There is perhaps no truer intellectual experience than the infusement of ideas that are at first glance quite distant.
~ Dr. Armando A. Arias Jr., Founding Faculty, ISSM Program
We call Einstein a genius because he said e=mc2. That is, he could see one thing in terms of another. He could see that things that look and seem different are profoundly interconnected. It is a relational and integrative knowledge. Poets have it, too. And so do people who seek to know how things work in the real world. If we listen to the meaning contained in the riddle of the Sphinx, or emerging science, or reports from organizations, business, or any problem-solving entity, the message is clear: academe needs to find more and better ways to enable students to gain a vision of the earth and social systems as one interdependent whole. Ways of knowing are traditionally separated out so that a student studies only aspects of things that are in fact related.
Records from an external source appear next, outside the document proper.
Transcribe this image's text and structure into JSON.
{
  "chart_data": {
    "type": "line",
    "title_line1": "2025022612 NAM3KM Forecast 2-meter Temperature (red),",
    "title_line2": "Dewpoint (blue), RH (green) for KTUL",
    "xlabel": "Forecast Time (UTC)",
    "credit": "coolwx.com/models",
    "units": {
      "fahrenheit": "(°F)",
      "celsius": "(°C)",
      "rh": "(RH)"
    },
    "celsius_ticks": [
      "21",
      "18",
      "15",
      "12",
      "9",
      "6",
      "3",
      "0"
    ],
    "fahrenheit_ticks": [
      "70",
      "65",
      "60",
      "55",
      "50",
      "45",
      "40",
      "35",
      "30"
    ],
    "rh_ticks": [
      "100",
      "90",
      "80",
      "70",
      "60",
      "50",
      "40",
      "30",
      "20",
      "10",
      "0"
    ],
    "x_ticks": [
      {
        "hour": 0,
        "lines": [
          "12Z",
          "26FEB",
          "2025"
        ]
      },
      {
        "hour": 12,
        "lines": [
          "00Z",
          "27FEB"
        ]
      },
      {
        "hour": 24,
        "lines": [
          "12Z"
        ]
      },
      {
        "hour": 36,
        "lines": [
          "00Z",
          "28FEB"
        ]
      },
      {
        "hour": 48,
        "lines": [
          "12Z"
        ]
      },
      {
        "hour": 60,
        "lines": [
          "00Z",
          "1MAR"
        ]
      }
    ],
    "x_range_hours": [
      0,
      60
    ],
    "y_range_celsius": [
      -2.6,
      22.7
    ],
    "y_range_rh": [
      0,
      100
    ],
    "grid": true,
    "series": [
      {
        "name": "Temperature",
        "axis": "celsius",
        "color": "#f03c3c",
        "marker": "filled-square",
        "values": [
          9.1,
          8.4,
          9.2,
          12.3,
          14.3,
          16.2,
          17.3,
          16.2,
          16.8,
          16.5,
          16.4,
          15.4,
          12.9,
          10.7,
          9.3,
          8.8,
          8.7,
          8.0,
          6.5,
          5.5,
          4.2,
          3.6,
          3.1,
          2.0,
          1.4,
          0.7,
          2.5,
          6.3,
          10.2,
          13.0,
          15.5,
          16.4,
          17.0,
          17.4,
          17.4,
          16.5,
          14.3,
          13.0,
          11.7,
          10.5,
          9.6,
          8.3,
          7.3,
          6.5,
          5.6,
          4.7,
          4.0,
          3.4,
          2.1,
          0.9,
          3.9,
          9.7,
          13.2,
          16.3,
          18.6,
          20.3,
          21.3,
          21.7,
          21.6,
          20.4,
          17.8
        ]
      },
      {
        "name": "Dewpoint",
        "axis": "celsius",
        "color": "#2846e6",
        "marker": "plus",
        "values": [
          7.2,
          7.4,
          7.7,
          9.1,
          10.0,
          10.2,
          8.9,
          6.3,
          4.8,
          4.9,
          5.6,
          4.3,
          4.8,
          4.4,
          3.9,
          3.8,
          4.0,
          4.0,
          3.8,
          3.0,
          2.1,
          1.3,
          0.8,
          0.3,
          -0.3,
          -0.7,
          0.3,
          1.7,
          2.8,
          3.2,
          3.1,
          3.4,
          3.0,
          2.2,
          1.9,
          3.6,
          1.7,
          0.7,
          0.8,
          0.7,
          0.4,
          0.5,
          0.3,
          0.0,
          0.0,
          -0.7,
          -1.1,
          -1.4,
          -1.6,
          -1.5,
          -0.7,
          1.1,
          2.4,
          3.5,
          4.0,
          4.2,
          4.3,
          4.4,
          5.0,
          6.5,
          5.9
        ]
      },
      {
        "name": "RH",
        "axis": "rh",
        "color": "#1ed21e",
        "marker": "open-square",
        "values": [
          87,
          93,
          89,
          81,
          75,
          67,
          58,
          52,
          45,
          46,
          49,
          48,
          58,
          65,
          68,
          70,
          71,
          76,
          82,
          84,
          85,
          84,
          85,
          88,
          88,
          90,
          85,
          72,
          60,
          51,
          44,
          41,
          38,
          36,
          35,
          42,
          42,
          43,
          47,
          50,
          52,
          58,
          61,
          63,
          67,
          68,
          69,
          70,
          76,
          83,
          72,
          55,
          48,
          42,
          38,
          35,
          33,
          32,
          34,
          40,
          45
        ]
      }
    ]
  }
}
We need to provide students the opportunity to link, join, compare, and integrate diverse kinds of knowledge from across the curriculum. We need to provide students a way to see the whole. We need to provide students a way to put Humpty Dumpty together again. This is the education of genius.
~ Dr. Barbara Clarke Mossberg, Professor and Integrated Studies Program Director
As a teenage woman and president of a nonprofit organization—the Cloud Forest Institute—my goals made me resist conforming to any of the traditional programs of study offered by public universities. However, after researching further, I found that I could get the support and resources I needed at CSUMB in the highly individualized Integrated Studies Program. I would recommend the CSUMB Integrated Studies Program to other independent thinkers with a high degree of self-motivation.